Entre los cantantes destacó, sobre todo, la mezzo Gaëlle Arquez, la voz quizá más operística por volumen e intenciones. Su gitana convence por la sensualidad del retrato, la fuerza magnética que impone con su rotunda presencia, el baile, la precisa gestualidad. La voz convence menos, es bella, pero se resiente en ambos extremos: comprometida zona aguda, ausencia de graves. A su lado el don José de François Rougier empalidece, ofreciendo la idea de un ser acomplejado, disminuido, algo que no lo representa.
El brigadier es uno de los grandes aciertos de Bizet, que ofrece un personaje en las antípodas de los tenores de una sola dimensión, previsibles: muestra a un tipo recio, tosco, echado pa’lante pero a la vez capaz de una insólita ternura en los momentos de mayor intimidad, cuando caen las máscaras. Rougier no posee cualidades más que para sugerir, mínimamente, esta última dimensión.
José de François Rougier en la representación de "Carmen" en el Teatro Real

José de François Rougier en la representación de «Carmen» en el Teatro RealJavier del Real / Teatro Real

Sonidos a veces fijos, una voz que no acaba de liberarse del todo, agudos inexistentes (quizá cercenados, como el fruto espurio de la tradición para el filólogo Jacobs) y algún amago de gallo en el aria de la flor, eso sí, coronada con un si bemol como reclamaba el teutón Karajan, gran representante de las Cármenes sinfónicas. Escasa empatía mostraron los protagonistas en sus dúos.
Sabine Deveilhe, una voz en principio demasiado ligera para las Micaelas que nos gustan a todos (Freni, Cotrubas, Vaduva…), resalta en cambio la parte aniñada, la inocencia de su personaje, con una dicción impecable y un timbre seductor. En su gran aria, las limitaciones se imponen, y aunque la línea canora resulte impecable, falta sustancia, pathos, esa emoción que surge del acento vibrante. Tampoco el Escamillo de Thomas Dolié resultó convincente.
Jacobs sostiene que la parte requiere a un «barítono di grazia», como si tal cosa existiese. Él, que es francófono, quizá se refiera al «baryton martin», una suerte de barítono muy lírico, algo pálido, que abunda en el repertorio galo. Pero aquí el torero se queda en un mero espontáneo. Que sí, que los «couplets del toreador» pueden quedar muy bonitos así, susurrados como un lied de Schubert, pero la figura del viril matador, su aspecto chulesco (hay que pensar siempre en un Dominguín), queda desdibujada.
Saludo final

Saludo finalJavier del Real / Teatro Real

Entre el resto, los comprimarios, se apreciaron buenas caracterizaciones sobre todo por parte de las chicas, Margot Genet (Frasquita) y Séraphine Cotrez (Mercedes). El coro tiene muy bien trabajada la obra en todos sus aspectos, también en el dramático, y resulta además estimulante la soberbia participación de los Pequeños Cantores de la ORCAM.
El empleo de un conjunto historicista, la B’Rock Orchestra, seguramente tendrá más que ver con las necesidades del propio Jacobs (trabajan con él a menudo) que con genuinos criterios musicológicos: las pifias entre los vientos fueron la norma, el sonido más agresivo de la cuerda hace que se pierda parte del perfume impresionista en momentos tan delicados como el citado interludio del acto tercero. Aquí el sinfonismo queda sacrificado en aras de una austera transparencia que contribuya a la esencial exposición del drama, sin mayores adornos, permitiendo además que se escuchen los diálogos con música.
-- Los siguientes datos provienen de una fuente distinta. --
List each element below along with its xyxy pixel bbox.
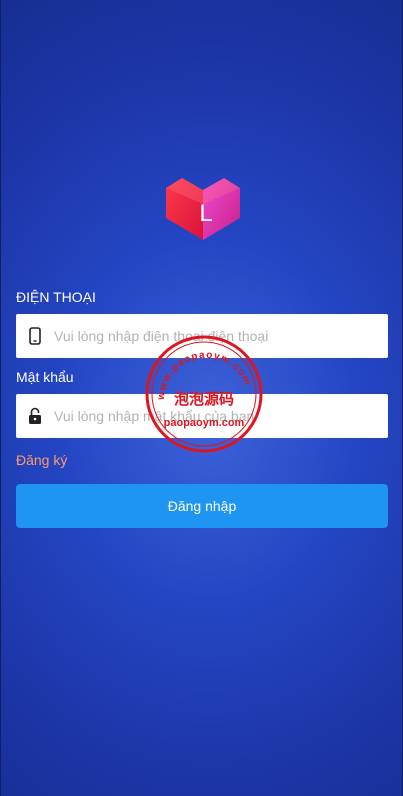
logo-letter: L bbox=[199, 200, 212, 227]
password-label: Mật khẩu bbox=[16, 369, 74, 385]
app-logo: L bbox=[164, 174, 242, 242]
phone-label: ĐIỆN THOẠI bbox=[16, 289, 96, 305]
password-input[interactable] bbox=[54, 396, 374, 436]
phone-icon bbox=[16, 314, 54, 358]
password-field[interactable] bbox=[16, 394, 388, 438]
lock-icon bbox=[16, 394, 54, 438]
login-button[interactable]: Đăng nhập bbox=[16, 484, 388, 528]
phone-field[interactable] bbox=[16, 314, 388, 358]
register-link[interactable]: Đăng ký bbox=[16, 452, 67, 468]
phone-input[interactable] bbox=[54, 316, 374, 356]
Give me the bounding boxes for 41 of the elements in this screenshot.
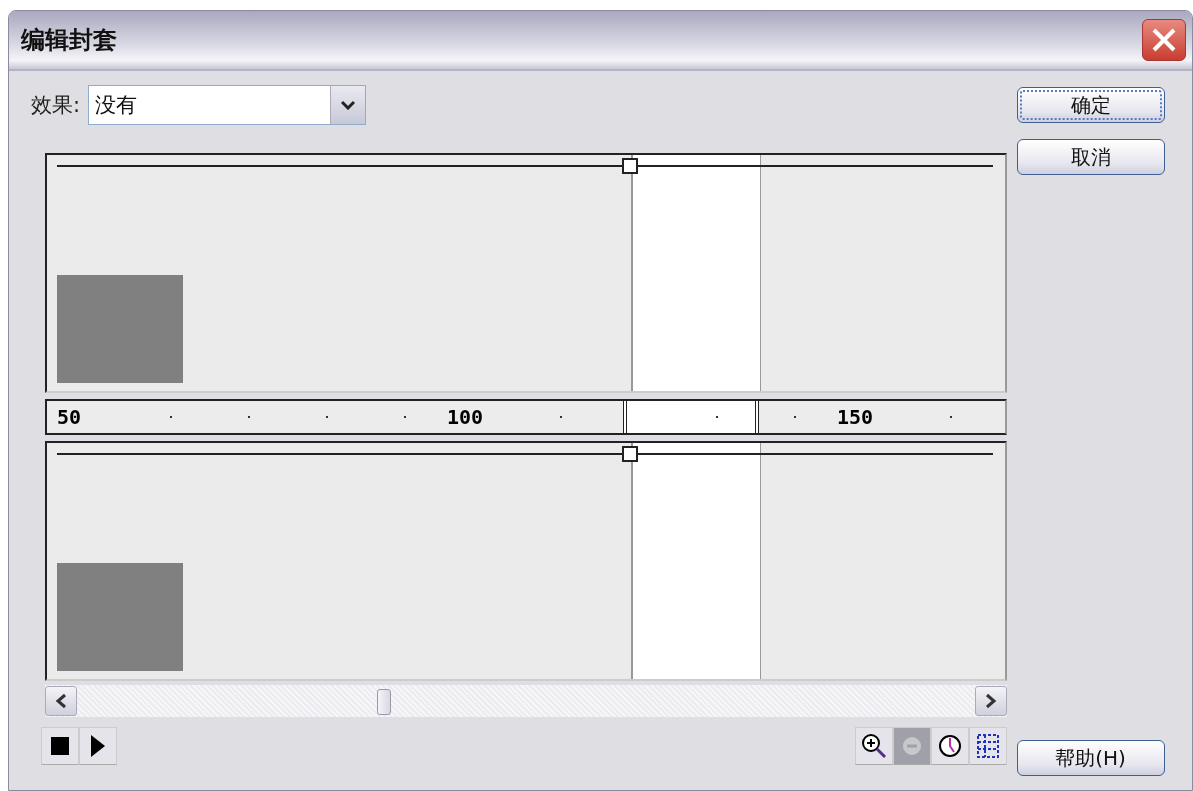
envelope-handle[interactable]	[622, 158, 638, 174]
stop-icon	[51, 737, 69, 755]
close-icon	[1151, 27, 1177, 53]
effect-label: 效果:	[31, 92, 81, 119]
time-button[interactable]	[931, 727, 969, 765]
ruler-label: 50	[57, 405, 82, 429]
play-button[interactable]	[79, 727, 117, 765]
envelope-panel[interactable]	[45, 441, 1007, 681]
close-button[interactable]	[1142, 19, 1186, 61]
scrollbar[interactable]	[45, 685, 1007, 717]
ruler-label: 100	[447, 405, 484, 429]
dialog-button[interactable]: 取消	[1016, 139, 1165, 175]
scroll-thumb[interactable]	[376, 689, 391, 715]
ruler-tick	[248, 416, 250, 418]
frames-button[interactable]	[969, 727, 1007, 765]
ruler-tick	[794, 416, 796, 418]
zoom-in-icon	[860, 732, 888, 760]
chevron-right-icon	[985, 693, 997, 709]
effect-dropdown[interactable]: 没有	[88, 85, 367, 125]
help-button[interactable]: 帮助(H)	[1016, 740, 1165, 776]
play-icon	[91, 735, 105, 757]
envelope-panel[interactable]	[45, 153, 1007, 393]
stop-button[interactable]	[41, 727, 79, 765]
ruler-label: 150	[837, 405, 874, 429]
scroll-right-button[interactable]	[975, 686, 1007, 716]
chevron-left-icon	[55, 693, 67, 709]
chevron-down-icon	[341, 100, 356, 110]
window-title: 编辑封套	[21, 25, 117, 56]
scroll-left-button[interactable]	[45, 686, 77, 716]
ruler-tick	[716, 416, 718, 418]
ruler-tick	[950, 416, 952, 418]
zoom-in-button[interactable]	[855, 727, 893, 765]
envelope-handle[interactable]	[622, 446, 638, 462]
dialog-button[interactable]: 确定	[1016, 87, 1165, 123]
ruler-tick	[170, 416, 172, 418]
frames-icon	[976, 733, 1000, 759]
clock-icon	[938, 734, 962, 758]
ruler-tick	[404, 416, 406, 418]
ruler-tick	[326, 416, 328, 418]
ruler-tick	[560, 416, 562, 418]
zoom-out-icon	[900, 734, 924, 758]
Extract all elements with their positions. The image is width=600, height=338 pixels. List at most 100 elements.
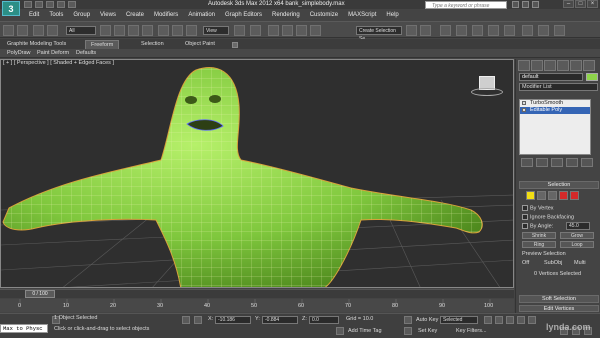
by-angle-checkbox[interactable]: By Angle: [522,223,553,229]
polygon-icon[interactable] [559,191,568,200]
time-slider[interactable]: 0 / 100 [0,289,514,298]
soft-selection-rollout-header[interactable]: Soft Selection [519,295,599,303]
time-tag-icon[interactable] [336,327,344,335]
binoculars-icon[interactable] [512,1,519,8]
help-icon[interactable] [532,1,539,8]
link-icon[interactable] [33,25,44,36]
loop-button[interactable]: Loop [560,241,594,248]
snap-toggle-icon[interactable] [268,25,279,36]
motion-tab-icon[interactable] [557,60,569,71]
pivot-center-icon[interactable] [234,25,245,36]
rendered-frame-icon[interactable] [538,25,549,36]
character-mesh[interactable] [2,67,483,288]
track-bar[interactable]: 0 10 20 30 40 50 60 70 80 90 100 [0,299,514,312]
shrink-button[interactable]: Shrink [522,232,556,239]
menu-create[interactable]: Create [121,10,149,20]
key-selection-select[interactable]: Selected [440,316,478,324]
menu-maxscript[interactable]: MAXScript [343,10,381,20]
rotate-icon[interactable] [172,25,183,36]
perspective-viewport[interactable]: [ + ] [ Perspective ] [ Shaded + Edged F… [0,59,514,288]
curve-editor-icon[interactable] [472,25,483,36]
modifier-list-dropdown[interactable]: Modifier List [519,83,598,91]
by-vertex-checkbox[interactable]: By Vertex [522,205,554,211]
scale-icon[interactable] [186,25,197,36]
element-icon[interactable] [570,191,579,200]
menu-group[interactable]: Group [68,10,95,20]
angle-spinner[interactable]: 45.0 [566,222,590,230]
ring-button[interactable]: Ring [522,241,556,248]
undo-button[interactable] [3,25,14,36]
pin-stack-icon[interactable] [521,158,533,167]
tab-object-paint[interactable]: Object Paint [185,40,215,49]
search-input[interactable]: Type a keyword or phrase [425,1,507,9]
unlink-icon[interactable] [47,25,58,36]
menu-modifiers[interactable]: Modifiers [149,10,183,20]
vertex-icon[interactable] [526,191,535,200]
preview-multi-radio[interactable]: Multi [574,260,586,266]
auto-key-button[interactable]: Auto Key [416,316,440,324]
reference-coord-select[interactable]: View [203,26,229,35]
redo-button[interactable] [17,25,28,36]
move-icon[interactable] [158,25,169,36]
tab-graphite-modeling-tools[interactable]: Graphite Modeling Tools [7,40,66,49]
modify-tab-icon[interactable] [531,60,543,71]
align-icon[interactable] [420,25,431,36]
light-bulb-icon[interactable] [522,101,526,105]
menu-animation[interactable]: Animation [183,10,220,20]
redo-icon[interactable] [68,1,76,8]
x-coordinate-field[interactable]: -10.186 [215,316,251,324]
angle-snap-icon[interactable] [282,25,293,36]
viewport-label[interactable]: [ + ] [ Perspective ] [ Shaded + Edged F… [3,60,114,66]
preview-subobj-radio[interactable]: SubObj [544,260,562,266]
go-to-end-icon[interactable] [528,316,536,324]
show-end-result-icon[interactable] [536,158,548,167]
render-setup-icon[interactable] [522,25,533,36]
display-tab-icon[interactable] [570,60,582,71]
tab-freeform[interactable]: Freeform [85,40,120,49]
edge-icon[interactable] [537,191,546,200]
stack-item-turbosmooth[interactable]: TurboSmooth [520,100,590,107]
panel-polydraw[interactable]: PolyDraw [7,49,31,58]
edit-vertices-rollout-header[interactable]: Edit Vertices [519,305,599,312]
stack-item-editable-poly[interactable]: Editable Poly [520,107,590,114]
preview-off-radio[interactable]: Off [522,260,529,266]
percent-snap-icon[interactable] [296,25,307,36]
time-slider-thumb[interactable]: 0 / 100 [25,290,55,298]
configure-sets-icon[interactable] [581,158,593,167]
ribbon-minimize-icon[interactable] [232,42,238,48]
open-file-icon[interactable] [35,1,43,8]
grow-button[interactable]: Grow [560,232,594,239]
app-logo-icon[interactable]: 3 [2,1,20,16]
close-icon[interactable]: × [587,0,598,8]
star-icon[interactable] [522,1,529,8]
undo-icon[interactable] [57,1,65,8]
lock-icon[interactable] [182,316,190,324]
set-key-icon[interactable] [404,327,412,335]
make-unique-icon[interactable] [551,158,563,167]
z-coordinate-field[interactable]: 0.0 [309,316,339,324]
utilities-tab-icon[interactable] [583,60,595,71]
panel-paint-deform[interactable]: Paint Deform [37,49,69,58]
mirror-icon[interactable] [406,25,417,36]
go-to-start-icon[interactable] [484,316,492,324]
new-file-icon[interactable] [24,1,32,8]
add-time-tag[interactable]: Add Time Tag [348,328,382,334]
select-manipulate-icon[interactable] [250,25,261,36]
schematic-view-icon[interactable] [488,25,499,36]
scene-canvas[interactable] [1,60,514,288]
previous-frame-icon[interactable] [495,316,503,324]
set-key-button[interactable]: Set Key [418,328,437,334]
layer-manager-icon[interactable] [440,25,451,36]
selection-rollout-header[interactable]: Selection [519,181,599,189]
maxscript-mini-listener[interactable]: Max to Physc [0,324,48,333]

Un mito tan francés como español

El enfoque puede resultar revelador si se parte de una mayor humildad: apreciemos lo que pudo haber sido si Bizet se hubiera atenido a lo primero que compuso para Carmen, pero sin pretender que esta es la única vía posible, el descubrimiento del santo grial que nos permita, por fin, a todos, simples mortales, descubrir la verdadera grandeza de una obra que lleva casi dos siglos cautivando a generaciones de aficionados en todo el mundo.
Y sobre «las españoladas», a estas alturas, el mito de Carmen ya es tan francés como español, incluso casi más esto último. Por eso su reflejo, aunque a veces abunde en tópicos y exageraciones, tiene que ver inevitablemente con nuestra historia, símbolos y tradiciones más que con ese extremo distanciamiento intelectual, tan galo, que algunos persiguen, pretendiendo despojarlo de las esencias que ya se encuentran en la estupenda novela de Merimée.